General Petroleum Corporation is facing a difficult financial position as this fiscal year draws to an end.
Al-Bourse newspaper learned that the Minister of Petroleum appealed to the Council of Ministers to save EGPC from its financial troubles, represented as they are by a high ceiling of the debt, in addition to its inability to collect its dues from government agencies.
The minister said in a statement to the Council of Ministers that EGPC’s position has become critical in light of the non-payment of dues owed it by most sectors, in addition to the decline of its foreign exchange resources with the fall in exports and after all natural gas and petroleum production was directed to the domestic market.
According to an EGPC financial report, EGPC has practically lost its ability to borrow with debt reaching EGP101 bn in April, an increase of EGP 52 bn pounds in 10 months only.
This leap in debt is ascribed to the deal with the UAE company ADNOC to cover Egypt’s petroleum needs, a contract that ends this month. With this outlying debt EGPC will face a formidable task in providing for the country’s needs
As for the dues owed to EGPC, they amount to EGP 95.5 bn, the bulk of which come from the ministries of electricity and finance. These debts rose by 13.2% in the first ten months of the current fiscal year. The Ministry of Electricity owed EGP 46.9 bn by April, compared to EGP39.5 in June 2014, while the Ministry of Finance owes EGP 36.2 bn. This resulted from different prices charged for petroleum products consumed by the electricity sector.
EGP 83 bn was owed in total by the two ministries in April, while Egypt Air debt reached EGP 5.7 bn compared to five bn in June 2014. The Ministry of Transport and the railway authority owed EGP 1.9 bn. The remaining government agencies owe EGP 4.8 bn.
According to data obtained by Al-Bourse, EGPC has allocated the total revenue from exports of crude and naphtha, until 2021, to repay its debts to ADNOC, and to local and foreign banks.
The Ministry of Petroleum made proposals to the Council of Ministers to rescue the situation during the summer and during the month of Ramadan, including resolving financial entanglements urgently and repaying a large part of the amounts due EGPC the Commission in order to settle part of its own debts to banks, so that EGPC can start borrowing again.
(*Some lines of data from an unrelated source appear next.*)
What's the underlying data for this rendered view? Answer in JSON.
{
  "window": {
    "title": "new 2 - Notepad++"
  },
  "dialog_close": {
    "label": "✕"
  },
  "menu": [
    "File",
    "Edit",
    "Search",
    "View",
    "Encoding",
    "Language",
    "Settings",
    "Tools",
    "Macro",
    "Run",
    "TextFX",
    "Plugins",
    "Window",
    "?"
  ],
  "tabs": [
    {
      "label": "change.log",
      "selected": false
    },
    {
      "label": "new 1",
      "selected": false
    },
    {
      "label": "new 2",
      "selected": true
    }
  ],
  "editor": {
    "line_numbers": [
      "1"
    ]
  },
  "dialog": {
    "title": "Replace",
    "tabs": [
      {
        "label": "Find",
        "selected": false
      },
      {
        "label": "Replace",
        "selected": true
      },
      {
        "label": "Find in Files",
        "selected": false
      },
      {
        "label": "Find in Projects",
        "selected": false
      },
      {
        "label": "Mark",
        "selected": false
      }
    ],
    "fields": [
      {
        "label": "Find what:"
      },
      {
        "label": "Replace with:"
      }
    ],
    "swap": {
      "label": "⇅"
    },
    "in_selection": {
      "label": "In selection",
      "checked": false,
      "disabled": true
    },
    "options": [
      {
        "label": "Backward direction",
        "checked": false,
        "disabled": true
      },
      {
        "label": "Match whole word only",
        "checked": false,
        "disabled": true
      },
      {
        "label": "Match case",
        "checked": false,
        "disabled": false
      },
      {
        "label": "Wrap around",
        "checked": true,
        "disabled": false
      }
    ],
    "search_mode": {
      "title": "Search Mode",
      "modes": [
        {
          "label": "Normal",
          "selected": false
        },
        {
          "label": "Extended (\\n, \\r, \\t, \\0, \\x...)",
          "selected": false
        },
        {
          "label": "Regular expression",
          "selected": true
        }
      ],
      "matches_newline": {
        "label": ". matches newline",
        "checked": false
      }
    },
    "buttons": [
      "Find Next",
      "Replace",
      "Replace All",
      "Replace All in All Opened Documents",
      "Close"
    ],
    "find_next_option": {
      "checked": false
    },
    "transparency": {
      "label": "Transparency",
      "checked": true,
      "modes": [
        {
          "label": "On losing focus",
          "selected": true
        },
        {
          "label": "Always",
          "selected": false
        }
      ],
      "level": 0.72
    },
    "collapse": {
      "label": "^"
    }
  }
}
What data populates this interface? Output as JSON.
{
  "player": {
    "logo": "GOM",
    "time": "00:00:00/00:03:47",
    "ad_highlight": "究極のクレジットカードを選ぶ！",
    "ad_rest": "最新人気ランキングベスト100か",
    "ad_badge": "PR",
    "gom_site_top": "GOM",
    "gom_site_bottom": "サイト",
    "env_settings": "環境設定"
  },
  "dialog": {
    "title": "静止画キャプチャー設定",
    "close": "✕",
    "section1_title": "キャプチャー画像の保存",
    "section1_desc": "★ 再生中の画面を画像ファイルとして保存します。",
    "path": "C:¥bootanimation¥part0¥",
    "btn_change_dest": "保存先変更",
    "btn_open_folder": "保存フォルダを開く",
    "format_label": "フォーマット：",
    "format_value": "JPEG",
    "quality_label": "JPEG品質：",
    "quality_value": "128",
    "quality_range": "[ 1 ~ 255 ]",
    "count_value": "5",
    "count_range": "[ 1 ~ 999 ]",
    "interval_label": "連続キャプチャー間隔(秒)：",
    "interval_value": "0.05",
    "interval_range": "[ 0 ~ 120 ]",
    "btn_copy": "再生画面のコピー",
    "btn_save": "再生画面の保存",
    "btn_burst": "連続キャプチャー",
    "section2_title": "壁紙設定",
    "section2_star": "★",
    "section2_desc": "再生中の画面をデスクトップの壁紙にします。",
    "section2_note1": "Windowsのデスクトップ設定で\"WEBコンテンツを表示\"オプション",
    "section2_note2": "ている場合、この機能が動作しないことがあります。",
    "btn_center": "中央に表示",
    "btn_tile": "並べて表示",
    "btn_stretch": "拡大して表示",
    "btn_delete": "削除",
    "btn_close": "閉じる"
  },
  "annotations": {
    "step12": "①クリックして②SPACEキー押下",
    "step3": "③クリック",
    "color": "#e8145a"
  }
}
Other measures include the Ministry of Finance transfer the monthly installment of the subsidies provided for petroleum products for electricity during the next fiscal year, without any breaks, in addition to demanding that the remaining government sectors pay the total value of their monthly dues as of July. Coordination with the Finance ministry was also a must in order for EGPC to be able to provide for the fuel needs of the government sectors and power generation.
The ministry also wanted a possible $ 330 million loan from the central bank during the current month to be looked into. It estimated that its monthly requirements from the Central Bank during the first quarter of the next fiscal year to be $800 million dollars, before falling to $ 650 million a month the rest of the year, in light of the agreement with ADNOC that terminates at the end of this month.
The Ministry of Petroleum also asked for government support with requests to Saudi Arabia, the UAE and Kuwait to provide for the petroleum products needed for a period of 6 months, through a commercial agreement between the parties. That is on condition that there be a grace period of two years, after which debt payments begin on a 24 monthly basis.